Wooden lids signify in this context and have become quite popular because they’re both aesthetically pleasing and a made of a natural material. The indie skin care brand Olio de Alessando is hoping the same holds true for marble bottle toppers.
And in this way also, naturally inspired fragrances, formulas, and colors resonate with today’s beauty consumer. At last month’s Indie Beauty Expo here in NYC, I checked in with the nail color brand Flora 1761. Every nail polish color that brand launches is inspired by a real flower color, like the Flanders Poppy, the Star Magnolia, Lilly of the Valley etc. (despite the fact that nail polish can’t be natural).
Natural imagery, natural packaging materials, and the right labeling language work very well in today’s marketplace where sustainability matters to shoppers.
Innovation is Really Just Creativity
Solving beauty packaging challenges is not only about knowing the trends that matter but also about how best to develop or select cosmetics, personal care, and fragrance packaging that wins all along the supply chain.

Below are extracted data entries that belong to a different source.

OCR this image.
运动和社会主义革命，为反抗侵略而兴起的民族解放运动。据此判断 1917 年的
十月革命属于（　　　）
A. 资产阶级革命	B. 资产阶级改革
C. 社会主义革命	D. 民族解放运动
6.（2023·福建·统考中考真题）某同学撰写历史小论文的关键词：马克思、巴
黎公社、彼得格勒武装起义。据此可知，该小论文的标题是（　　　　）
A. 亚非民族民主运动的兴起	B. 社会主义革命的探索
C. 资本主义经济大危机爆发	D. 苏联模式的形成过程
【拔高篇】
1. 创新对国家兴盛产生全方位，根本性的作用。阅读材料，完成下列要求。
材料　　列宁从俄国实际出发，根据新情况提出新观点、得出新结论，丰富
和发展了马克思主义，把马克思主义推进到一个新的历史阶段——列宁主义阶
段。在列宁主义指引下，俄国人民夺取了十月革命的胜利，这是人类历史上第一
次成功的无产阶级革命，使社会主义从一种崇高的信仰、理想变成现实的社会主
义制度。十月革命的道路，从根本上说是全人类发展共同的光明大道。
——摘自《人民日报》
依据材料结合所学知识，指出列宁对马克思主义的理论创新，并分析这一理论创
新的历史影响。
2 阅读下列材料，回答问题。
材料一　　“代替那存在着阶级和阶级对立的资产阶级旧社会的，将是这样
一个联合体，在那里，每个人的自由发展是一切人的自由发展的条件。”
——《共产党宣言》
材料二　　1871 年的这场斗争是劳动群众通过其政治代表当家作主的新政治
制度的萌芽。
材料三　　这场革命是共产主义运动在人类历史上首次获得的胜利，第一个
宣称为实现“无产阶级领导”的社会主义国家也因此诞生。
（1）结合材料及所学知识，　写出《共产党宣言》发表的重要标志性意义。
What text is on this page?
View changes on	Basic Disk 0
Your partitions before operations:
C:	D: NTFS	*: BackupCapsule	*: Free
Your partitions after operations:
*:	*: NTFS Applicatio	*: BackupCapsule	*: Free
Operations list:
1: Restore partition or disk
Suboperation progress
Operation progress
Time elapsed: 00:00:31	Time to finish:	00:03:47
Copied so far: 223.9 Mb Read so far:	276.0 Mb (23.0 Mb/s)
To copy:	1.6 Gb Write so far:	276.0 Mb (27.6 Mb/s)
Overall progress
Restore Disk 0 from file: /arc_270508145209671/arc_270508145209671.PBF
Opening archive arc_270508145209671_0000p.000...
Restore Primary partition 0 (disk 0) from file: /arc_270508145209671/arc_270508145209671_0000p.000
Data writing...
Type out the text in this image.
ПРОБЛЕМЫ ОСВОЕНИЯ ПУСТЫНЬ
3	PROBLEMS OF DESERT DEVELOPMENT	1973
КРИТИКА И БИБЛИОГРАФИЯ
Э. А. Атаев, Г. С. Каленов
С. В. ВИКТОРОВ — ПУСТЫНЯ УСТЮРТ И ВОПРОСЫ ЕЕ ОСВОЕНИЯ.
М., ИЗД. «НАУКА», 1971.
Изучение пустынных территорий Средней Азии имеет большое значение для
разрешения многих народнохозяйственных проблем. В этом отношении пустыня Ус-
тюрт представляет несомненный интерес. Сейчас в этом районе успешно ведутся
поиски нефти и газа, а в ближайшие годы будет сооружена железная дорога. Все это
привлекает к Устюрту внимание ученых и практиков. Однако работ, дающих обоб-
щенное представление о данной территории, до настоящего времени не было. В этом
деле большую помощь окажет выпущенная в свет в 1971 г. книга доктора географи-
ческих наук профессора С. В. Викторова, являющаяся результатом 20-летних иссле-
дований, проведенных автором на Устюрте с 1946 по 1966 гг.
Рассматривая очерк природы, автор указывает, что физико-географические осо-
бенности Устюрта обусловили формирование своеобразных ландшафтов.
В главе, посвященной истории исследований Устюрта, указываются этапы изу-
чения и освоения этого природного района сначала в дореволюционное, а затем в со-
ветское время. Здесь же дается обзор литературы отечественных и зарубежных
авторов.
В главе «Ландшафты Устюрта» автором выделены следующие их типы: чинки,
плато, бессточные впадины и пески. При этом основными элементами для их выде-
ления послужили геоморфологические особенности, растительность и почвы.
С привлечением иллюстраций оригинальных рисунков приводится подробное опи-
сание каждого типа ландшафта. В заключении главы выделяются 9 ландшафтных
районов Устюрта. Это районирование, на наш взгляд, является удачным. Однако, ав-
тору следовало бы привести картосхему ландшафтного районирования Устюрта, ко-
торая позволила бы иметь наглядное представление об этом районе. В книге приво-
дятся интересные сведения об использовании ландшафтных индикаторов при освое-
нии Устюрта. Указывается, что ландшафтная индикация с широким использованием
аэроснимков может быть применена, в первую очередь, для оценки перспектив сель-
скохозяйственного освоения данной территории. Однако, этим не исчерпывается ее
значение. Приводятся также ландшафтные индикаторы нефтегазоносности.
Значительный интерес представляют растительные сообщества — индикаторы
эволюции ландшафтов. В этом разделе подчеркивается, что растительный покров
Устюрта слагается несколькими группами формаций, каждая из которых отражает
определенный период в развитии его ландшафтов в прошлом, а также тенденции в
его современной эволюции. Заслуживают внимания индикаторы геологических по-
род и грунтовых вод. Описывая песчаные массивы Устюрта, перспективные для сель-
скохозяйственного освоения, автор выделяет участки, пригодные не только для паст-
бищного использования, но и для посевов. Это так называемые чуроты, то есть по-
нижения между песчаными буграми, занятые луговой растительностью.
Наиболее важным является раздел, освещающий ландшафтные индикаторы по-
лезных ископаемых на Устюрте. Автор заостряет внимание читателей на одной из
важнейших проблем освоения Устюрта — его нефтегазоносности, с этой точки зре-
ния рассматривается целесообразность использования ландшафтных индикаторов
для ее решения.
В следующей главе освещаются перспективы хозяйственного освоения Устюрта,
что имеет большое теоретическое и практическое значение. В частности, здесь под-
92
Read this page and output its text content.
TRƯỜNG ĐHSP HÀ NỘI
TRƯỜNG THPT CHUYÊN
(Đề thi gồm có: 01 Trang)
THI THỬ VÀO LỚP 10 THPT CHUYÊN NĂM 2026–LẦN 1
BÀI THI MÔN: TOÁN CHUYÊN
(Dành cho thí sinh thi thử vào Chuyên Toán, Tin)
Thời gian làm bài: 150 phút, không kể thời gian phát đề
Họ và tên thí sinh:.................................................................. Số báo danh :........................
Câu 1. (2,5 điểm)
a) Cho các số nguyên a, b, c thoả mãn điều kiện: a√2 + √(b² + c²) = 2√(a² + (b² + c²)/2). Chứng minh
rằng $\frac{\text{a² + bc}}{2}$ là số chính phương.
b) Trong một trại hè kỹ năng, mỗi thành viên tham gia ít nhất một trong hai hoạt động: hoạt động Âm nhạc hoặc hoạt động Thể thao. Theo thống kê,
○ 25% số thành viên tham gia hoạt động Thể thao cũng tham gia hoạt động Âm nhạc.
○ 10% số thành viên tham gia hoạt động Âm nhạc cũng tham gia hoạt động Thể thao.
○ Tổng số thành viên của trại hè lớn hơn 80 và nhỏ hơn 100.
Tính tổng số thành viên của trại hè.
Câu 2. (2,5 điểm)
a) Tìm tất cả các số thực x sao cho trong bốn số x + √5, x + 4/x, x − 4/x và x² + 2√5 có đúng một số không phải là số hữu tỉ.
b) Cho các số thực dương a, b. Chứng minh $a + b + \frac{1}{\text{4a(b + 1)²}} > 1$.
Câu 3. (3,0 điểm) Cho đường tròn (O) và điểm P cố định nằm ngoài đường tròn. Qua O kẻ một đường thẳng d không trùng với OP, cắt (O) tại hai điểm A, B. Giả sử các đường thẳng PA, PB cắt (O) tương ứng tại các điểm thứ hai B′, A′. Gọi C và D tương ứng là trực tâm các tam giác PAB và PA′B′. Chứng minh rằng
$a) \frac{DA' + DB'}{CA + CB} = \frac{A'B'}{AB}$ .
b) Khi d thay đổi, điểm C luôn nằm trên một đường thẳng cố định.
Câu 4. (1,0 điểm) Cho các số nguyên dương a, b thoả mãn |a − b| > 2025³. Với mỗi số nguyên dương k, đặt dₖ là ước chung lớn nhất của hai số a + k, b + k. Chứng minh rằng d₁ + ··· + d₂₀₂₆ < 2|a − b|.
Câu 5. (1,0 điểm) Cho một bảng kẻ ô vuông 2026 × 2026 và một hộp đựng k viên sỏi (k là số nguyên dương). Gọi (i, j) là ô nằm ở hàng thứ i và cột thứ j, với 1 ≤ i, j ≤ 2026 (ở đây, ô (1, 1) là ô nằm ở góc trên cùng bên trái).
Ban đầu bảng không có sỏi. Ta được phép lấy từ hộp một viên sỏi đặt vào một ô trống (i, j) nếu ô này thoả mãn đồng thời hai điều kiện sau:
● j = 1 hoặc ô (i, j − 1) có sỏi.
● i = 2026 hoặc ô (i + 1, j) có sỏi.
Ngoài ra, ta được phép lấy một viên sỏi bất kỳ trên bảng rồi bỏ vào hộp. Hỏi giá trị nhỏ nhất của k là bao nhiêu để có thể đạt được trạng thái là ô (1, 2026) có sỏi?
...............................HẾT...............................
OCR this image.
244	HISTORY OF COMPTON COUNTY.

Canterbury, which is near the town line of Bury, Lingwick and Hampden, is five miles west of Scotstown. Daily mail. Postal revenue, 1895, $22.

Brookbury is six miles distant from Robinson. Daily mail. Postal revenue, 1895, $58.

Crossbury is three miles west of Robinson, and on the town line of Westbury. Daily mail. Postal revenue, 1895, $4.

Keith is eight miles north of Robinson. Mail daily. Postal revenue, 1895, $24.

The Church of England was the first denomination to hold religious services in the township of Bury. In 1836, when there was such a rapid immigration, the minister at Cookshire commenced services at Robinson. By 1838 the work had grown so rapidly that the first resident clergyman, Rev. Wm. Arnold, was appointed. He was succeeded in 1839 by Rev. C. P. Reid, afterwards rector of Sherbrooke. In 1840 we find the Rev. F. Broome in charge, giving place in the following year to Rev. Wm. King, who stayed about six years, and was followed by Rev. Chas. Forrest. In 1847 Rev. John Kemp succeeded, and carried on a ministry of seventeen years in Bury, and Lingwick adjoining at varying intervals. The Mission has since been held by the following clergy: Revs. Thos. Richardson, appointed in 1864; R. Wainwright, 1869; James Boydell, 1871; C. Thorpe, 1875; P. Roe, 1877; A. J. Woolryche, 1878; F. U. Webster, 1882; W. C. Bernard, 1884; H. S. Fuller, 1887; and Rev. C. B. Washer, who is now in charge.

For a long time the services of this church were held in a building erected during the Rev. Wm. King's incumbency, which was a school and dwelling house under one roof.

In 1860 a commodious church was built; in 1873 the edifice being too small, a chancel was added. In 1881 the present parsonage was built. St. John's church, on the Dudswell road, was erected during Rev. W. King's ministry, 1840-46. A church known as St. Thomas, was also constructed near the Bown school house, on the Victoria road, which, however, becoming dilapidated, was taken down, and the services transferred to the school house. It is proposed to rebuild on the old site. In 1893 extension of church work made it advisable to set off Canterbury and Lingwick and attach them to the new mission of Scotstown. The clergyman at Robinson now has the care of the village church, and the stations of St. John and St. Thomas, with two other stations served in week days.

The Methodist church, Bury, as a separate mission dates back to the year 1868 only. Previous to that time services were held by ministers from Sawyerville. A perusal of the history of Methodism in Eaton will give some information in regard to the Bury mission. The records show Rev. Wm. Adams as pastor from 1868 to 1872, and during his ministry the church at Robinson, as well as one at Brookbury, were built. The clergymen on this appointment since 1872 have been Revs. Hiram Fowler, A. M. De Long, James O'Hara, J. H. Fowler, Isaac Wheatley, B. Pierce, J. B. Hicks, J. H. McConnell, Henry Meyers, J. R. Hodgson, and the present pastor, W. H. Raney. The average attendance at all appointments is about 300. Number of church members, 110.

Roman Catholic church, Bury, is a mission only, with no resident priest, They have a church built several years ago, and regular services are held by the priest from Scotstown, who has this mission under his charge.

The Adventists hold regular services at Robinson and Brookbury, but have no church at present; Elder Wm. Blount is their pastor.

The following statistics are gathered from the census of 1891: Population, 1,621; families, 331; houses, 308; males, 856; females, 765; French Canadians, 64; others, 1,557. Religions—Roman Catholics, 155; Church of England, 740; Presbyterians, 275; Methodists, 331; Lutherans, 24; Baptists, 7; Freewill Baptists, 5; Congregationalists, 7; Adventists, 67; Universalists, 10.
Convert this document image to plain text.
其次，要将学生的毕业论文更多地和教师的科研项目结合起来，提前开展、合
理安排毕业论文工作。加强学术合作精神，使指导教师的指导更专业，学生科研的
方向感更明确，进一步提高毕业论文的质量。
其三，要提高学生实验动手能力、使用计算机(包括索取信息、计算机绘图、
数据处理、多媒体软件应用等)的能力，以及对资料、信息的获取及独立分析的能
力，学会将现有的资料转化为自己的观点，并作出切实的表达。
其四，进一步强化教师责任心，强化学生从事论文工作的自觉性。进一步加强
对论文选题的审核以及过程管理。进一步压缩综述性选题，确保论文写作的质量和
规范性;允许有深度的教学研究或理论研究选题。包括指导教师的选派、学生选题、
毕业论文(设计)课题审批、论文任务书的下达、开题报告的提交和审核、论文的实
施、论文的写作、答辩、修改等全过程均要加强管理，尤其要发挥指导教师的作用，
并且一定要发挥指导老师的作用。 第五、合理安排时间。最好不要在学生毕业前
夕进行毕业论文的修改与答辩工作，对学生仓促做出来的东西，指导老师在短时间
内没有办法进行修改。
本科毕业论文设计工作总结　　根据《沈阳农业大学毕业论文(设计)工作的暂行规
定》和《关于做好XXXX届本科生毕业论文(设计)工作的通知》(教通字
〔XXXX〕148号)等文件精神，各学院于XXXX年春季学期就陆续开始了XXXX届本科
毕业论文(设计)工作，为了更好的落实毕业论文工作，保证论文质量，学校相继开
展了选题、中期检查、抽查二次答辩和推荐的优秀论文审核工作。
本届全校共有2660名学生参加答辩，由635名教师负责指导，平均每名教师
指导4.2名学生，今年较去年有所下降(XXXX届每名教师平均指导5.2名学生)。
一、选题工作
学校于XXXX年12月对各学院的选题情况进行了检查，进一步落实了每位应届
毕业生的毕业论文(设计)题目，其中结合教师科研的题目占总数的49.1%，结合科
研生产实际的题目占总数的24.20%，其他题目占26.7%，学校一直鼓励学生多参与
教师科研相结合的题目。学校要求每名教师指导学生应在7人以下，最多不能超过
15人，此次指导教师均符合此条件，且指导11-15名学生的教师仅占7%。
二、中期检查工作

Which means that packaging innovation can’t be only about packaging as an object or as a mechanism; it must also be about how, when, where, and why packaging happens.
Packaging innovation is any new or novel way to solve for a challenge that brands, companies, product formulators, manufacturers, distributors, retailers, or consumers face. And, creativity and expert wisdom are crucial when it comes to getting the right packaging for the right product in today’s highly competitive beauty marketplace.
Innovation today can be anything from a strategy to accelerate speed to market, to a way to sidestep the minimum quantitates that many fillers and packagers still impose, to developing the creative angle that will entice consumers to try—and then to rebuy—from a brand in a marketplace full of dazzling alternatives.